2012-05-03

茂木健一郎:「その人を好きになるのに、肩書きはいらないよね」

連続ツイート第581回をお届けします。文章は、その場で即興で書いています。本日は、先日、移動しながら話していて、ほんとうにそうやなあ、と思ったこと。
posted at 06:59:54
そか(1)この前、ニコニコ超会議からの帰りに、弟子の植田工(@onototo)と話していた。そうしたら、夏野剛さん(@tnatsu)の話になって、「オレ、夏野さんがどういうことをしてきた人か、今何をしているのか、よくわかっていないんだよね」と言ったら、植田に受けていた。
posted at 07:02:27
そか(2)「えっ、そうなんですか? あんなにやりとりしているのに、夏野さんのことわかっていないんですか?」「うん。肩書きとか、経歴とか、よくわかっていない。さっきのシンポジウムでも、あっ、そうか、この人、ニコニコにかかわっているんだ、とびっくりしたもん。」
posted at 07:03:21
そか(3)話のポイントはこうである。ぼくは、夏野剛さんとどこかのシンポジウムか何かでお会いして、その話しぶりを聞いて、一発で、この人はすばらしい人だと思った。それで、さまざまな場所で再会したり、ツイッター上でやりとりする時に、無限の好意を抱いてきた。夏野さんイイネ、って感じで。
posted at 07:05:09
そか(4)夏野剛さんが「イイ!」と思うのに、その肩書きとか、かかわっている組織とか、出身大学とか、一切知る必要はなかった。そういえば、いわゆる「名刺交換」みたいなものも、しなかったんじゃないかな。ぼくは名詞を切らしていることが多いから、そもそも交換にならないのだけれども。
posted at 07:06:31
そか(5)ある人に向き合う時に、その人の表情とか、お話になることとか、その内容とか、リズムとか、そういうもので判断する、というのはもう私の癖のようなものになっていて、最近はますますその傾向が純化している。ところが、世間を見ると、どうもそうではないらしい。
posted at 07:07:36
そか(6)初対面のときに、まずは名刺を渡さないと、なんとなく収まりがつかないように思っている。

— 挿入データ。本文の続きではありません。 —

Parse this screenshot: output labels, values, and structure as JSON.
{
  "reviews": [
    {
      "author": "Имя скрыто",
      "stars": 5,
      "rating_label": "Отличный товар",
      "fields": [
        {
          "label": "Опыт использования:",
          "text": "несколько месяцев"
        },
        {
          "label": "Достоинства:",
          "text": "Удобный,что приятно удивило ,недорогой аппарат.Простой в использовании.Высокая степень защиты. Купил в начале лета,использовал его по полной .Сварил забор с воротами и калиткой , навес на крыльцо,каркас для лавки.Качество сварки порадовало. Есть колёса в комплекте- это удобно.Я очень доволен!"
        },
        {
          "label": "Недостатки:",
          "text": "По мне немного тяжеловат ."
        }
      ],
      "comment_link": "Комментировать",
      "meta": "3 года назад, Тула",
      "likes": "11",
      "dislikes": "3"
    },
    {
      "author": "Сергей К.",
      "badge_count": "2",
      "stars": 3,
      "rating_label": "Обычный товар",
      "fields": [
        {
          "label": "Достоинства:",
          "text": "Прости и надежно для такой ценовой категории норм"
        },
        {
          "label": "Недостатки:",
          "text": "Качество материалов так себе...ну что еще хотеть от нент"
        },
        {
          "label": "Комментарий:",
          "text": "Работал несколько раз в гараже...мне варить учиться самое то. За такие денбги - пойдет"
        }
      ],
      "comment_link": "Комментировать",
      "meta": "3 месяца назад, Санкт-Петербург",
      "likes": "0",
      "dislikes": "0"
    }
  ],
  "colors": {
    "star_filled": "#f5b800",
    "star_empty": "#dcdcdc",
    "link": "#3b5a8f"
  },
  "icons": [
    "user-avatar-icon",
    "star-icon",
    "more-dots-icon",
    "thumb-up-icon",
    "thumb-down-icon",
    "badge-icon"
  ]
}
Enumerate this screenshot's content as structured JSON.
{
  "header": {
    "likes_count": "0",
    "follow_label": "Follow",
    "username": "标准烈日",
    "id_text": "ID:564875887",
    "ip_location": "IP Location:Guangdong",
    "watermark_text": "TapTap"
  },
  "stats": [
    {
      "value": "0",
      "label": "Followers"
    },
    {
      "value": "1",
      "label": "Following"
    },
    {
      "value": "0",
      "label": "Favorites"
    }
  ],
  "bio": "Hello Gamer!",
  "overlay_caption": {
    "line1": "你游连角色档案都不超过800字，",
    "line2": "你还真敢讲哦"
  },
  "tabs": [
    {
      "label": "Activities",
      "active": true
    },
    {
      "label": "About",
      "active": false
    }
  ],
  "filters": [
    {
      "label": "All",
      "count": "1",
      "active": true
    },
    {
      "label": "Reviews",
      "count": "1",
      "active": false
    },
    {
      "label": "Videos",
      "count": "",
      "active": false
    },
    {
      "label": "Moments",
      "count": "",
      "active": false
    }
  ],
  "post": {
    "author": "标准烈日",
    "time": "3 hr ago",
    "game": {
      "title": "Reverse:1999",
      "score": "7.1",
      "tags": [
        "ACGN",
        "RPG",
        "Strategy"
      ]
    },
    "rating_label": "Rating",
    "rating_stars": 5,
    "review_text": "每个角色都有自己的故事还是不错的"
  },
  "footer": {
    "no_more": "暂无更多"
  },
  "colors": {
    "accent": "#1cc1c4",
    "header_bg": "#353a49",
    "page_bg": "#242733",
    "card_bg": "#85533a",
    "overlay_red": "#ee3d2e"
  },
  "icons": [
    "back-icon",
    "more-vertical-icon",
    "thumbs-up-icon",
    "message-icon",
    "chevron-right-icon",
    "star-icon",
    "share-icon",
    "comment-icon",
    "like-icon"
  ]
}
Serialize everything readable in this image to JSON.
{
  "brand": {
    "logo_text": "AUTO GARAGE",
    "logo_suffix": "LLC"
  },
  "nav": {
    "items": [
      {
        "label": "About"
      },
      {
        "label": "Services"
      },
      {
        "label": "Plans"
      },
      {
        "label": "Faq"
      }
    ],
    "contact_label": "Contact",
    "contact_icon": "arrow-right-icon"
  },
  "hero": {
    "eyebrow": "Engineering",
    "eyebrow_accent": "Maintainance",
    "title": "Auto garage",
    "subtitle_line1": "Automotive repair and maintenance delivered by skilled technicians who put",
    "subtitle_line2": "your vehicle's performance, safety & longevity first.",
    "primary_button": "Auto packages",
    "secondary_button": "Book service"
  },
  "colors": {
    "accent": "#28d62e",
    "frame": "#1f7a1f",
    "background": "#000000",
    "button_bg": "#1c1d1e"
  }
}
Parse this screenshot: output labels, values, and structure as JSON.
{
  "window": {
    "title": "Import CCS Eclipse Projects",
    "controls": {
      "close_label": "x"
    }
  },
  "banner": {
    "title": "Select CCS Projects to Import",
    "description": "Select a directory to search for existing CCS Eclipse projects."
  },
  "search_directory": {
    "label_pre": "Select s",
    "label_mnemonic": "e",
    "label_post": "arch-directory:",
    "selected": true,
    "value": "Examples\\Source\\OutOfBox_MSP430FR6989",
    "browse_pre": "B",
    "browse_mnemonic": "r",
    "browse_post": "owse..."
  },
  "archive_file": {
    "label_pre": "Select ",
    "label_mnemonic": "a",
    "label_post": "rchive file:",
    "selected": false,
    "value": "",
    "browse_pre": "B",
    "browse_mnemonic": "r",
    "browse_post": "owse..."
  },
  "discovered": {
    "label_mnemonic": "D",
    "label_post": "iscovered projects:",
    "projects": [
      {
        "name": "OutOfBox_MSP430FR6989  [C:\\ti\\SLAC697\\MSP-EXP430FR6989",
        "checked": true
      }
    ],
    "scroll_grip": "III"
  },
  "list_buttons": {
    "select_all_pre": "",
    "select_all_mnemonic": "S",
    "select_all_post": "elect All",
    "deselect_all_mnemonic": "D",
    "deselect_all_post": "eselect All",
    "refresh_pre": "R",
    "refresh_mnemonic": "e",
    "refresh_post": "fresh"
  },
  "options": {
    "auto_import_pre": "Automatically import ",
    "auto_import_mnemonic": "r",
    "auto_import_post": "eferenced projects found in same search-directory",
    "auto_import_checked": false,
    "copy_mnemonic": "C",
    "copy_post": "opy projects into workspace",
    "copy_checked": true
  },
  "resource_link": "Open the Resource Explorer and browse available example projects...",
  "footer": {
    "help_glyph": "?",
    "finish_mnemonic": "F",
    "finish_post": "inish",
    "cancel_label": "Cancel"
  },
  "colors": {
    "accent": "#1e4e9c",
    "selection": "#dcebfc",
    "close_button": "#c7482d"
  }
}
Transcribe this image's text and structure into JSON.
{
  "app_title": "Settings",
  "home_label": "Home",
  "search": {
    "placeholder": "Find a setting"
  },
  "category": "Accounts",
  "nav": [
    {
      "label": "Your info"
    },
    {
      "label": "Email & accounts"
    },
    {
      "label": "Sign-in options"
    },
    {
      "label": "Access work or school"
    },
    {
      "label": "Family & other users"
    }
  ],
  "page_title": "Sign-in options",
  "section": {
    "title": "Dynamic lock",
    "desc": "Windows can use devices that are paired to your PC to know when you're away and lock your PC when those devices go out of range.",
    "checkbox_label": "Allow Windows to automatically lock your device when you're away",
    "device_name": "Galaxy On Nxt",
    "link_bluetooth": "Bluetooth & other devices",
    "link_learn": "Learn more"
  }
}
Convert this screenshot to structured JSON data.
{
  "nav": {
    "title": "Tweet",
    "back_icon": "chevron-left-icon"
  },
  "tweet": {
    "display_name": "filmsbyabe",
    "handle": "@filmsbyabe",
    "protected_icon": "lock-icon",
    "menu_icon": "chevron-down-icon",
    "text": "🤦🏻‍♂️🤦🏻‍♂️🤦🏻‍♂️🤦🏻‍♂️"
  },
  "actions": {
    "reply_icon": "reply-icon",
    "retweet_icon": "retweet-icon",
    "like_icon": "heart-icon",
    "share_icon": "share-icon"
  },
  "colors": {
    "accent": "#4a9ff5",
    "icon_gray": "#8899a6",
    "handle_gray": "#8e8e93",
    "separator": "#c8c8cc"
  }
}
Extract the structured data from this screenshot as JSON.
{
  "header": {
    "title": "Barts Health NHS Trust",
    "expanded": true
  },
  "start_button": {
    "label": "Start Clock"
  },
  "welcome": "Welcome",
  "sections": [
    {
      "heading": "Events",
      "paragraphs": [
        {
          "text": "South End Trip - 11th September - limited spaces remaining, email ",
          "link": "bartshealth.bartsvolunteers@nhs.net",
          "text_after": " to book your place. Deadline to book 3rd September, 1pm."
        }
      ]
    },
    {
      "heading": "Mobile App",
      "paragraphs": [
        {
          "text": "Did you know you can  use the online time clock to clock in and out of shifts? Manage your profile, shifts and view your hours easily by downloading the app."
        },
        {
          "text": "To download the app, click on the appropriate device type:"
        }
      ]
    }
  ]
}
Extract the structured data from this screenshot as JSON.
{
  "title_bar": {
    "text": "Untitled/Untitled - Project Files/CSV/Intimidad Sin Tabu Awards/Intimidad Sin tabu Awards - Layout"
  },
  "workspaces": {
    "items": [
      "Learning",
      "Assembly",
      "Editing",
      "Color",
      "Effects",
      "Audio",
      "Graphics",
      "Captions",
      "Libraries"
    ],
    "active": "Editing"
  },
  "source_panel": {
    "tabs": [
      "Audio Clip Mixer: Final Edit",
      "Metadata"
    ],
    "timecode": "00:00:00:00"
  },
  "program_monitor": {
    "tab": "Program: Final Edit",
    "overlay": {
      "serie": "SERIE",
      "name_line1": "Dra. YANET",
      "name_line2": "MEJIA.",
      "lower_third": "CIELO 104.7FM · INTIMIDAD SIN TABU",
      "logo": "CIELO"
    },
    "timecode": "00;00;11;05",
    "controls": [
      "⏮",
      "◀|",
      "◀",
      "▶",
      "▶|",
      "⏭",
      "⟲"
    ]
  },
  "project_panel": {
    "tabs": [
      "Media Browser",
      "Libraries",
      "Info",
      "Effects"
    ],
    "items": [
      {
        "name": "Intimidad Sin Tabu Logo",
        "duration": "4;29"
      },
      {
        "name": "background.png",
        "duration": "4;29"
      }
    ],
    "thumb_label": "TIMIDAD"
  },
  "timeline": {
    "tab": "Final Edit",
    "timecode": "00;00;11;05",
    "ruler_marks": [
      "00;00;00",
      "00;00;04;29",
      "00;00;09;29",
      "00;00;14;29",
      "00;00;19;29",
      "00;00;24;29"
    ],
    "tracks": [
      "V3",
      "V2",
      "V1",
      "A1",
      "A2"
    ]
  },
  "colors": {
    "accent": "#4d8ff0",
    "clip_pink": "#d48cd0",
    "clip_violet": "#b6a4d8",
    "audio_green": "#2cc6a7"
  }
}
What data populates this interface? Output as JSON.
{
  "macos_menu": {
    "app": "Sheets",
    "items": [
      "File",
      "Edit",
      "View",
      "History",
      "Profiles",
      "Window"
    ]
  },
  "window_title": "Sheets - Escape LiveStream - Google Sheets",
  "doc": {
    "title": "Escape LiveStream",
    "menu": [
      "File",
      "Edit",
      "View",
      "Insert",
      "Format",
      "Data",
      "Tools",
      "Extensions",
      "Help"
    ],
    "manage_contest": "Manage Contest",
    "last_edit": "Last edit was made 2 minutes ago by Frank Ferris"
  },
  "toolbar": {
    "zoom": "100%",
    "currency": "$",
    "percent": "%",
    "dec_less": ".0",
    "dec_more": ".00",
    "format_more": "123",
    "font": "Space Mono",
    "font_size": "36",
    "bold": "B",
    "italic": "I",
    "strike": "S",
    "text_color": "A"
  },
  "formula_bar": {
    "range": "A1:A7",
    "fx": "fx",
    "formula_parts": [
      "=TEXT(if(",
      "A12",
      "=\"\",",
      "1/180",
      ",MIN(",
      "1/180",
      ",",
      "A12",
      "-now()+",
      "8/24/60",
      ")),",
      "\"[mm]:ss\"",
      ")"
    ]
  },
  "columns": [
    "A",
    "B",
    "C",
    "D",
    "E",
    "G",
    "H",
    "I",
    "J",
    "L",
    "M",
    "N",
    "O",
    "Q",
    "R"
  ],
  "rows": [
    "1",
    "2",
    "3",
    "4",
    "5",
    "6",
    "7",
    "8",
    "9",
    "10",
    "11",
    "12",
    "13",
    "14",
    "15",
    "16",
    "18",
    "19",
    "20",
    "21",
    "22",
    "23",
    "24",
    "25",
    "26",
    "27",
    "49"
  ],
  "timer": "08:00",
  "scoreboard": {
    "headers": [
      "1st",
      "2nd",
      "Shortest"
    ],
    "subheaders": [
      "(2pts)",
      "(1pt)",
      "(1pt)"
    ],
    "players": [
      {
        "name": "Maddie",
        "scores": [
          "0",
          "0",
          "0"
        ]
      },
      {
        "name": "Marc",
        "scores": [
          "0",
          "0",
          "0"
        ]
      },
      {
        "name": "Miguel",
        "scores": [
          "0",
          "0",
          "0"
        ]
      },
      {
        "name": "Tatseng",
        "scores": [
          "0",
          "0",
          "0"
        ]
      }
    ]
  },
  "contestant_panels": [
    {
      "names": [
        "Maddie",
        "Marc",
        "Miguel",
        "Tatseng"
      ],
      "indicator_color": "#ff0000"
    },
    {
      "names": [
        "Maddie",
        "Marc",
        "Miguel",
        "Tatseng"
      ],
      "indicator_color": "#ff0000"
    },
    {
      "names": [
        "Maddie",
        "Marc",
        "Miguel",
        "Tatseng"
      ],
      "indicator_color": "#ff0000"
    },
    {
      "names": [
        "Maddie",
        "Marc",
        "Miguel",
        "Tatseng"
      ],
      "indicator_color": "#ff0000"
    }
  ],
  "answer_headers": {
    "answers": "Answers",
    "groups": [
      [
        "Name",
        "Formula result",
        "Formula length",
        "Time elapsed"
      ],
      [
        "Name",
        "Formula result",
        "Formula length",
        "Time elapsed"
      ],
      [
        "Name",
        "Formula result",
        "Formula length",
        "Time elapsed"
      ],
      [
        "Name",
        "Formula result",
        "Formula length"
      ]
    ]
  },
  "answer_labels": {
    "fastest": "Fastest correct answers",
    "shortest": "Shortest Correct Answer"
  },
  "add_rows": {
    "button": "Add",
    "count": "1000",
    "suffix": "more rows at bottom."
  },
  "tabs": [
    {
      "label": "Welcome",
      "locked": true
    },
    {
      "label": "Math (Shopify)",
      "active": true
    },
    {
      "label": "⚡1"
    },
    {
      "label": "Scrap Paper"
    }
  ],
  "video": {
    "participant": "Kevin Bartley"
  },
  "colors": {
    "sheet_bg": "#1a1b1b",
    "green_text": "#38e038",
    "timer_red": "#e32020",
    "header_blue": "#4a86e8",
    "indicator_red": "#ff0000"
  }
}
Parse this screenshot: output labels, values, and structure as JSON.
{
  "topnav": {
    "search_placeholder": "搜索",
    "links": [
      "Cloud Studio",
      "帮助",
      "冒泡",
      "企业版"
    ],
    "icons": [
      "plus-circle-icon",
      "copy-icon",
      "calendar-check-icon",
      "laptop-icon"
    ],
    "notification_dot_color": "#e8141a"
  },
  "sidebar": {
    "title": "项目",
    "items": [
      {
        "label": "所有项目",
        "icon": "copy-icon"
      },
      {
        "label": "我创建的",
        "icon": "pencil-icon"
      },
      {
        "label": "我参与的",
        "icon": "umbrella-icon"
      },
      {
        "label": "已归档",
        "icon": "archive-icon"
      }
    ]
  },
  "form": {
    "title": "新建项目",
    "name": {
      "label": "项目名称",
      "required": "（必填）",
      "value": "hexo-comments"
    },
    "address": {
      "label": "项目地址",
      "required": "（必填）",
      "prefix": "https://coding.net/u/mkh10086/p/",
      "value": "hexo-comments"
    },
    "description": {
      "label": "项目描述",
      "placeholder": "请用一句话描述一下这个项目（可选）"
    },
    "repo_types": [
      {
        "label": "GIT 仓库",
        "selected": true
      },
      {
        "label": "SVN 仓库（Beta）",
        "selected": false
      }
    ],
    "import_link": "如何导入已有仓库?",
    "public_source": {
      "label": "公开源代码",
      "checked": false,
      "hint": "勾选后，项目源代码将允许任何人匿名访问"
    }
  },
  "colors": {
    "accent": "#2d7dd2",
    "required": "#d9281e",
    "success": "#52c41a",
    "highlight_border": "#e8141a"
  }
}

相手の肩書きとか、組織とかがわからないと、どのように話していいのかわからないと思っているのだろう。でもね、肩書きとか組織とかで人を見ると、かえってその人そのものが見えなくなるんだよね。
posted at 07:15:22
そか(7)日本社会が、肩書きや組織こそをその人の重要な属性だと思っていることは、いわゆる「責任」の取り方にも表れている。辞任することが背金の取り方だと思っているということは、その人にとって、肩書きが最大の資産だと思っているということ。でも、岡本太郎は辞任できないよね。
posted at 07:16:42
そか(8)結局、肩書きとか組織がもっとも価値のあるものだと思っていると、他人を見るときにもそのフィルターで見てしまうから、ほんとうのその人の姿が見えない。フェアじゃないし、もったいないよね。だから、ぼくは、できるだけはだかの気持ちで、誰かに向き合いたいと思っています。
posted at 07:17:39
そか(9)夏野剛さん(@tnatsu)の話に戻るけれども、ぼくは、夏のさんがどんなことをやってきた人か、今どこにいる人か、依然としてよくわかっていないのだけれども、とにかくいい人だと思う。はだかの眼で人に向き合うことが、流動化する現代においては、最高の出会いの方法論だと思います。
posted at 07:19:20
以上、連続ツイート第581回、「その人を好きになるのに、肩書きはいらないよね」でした。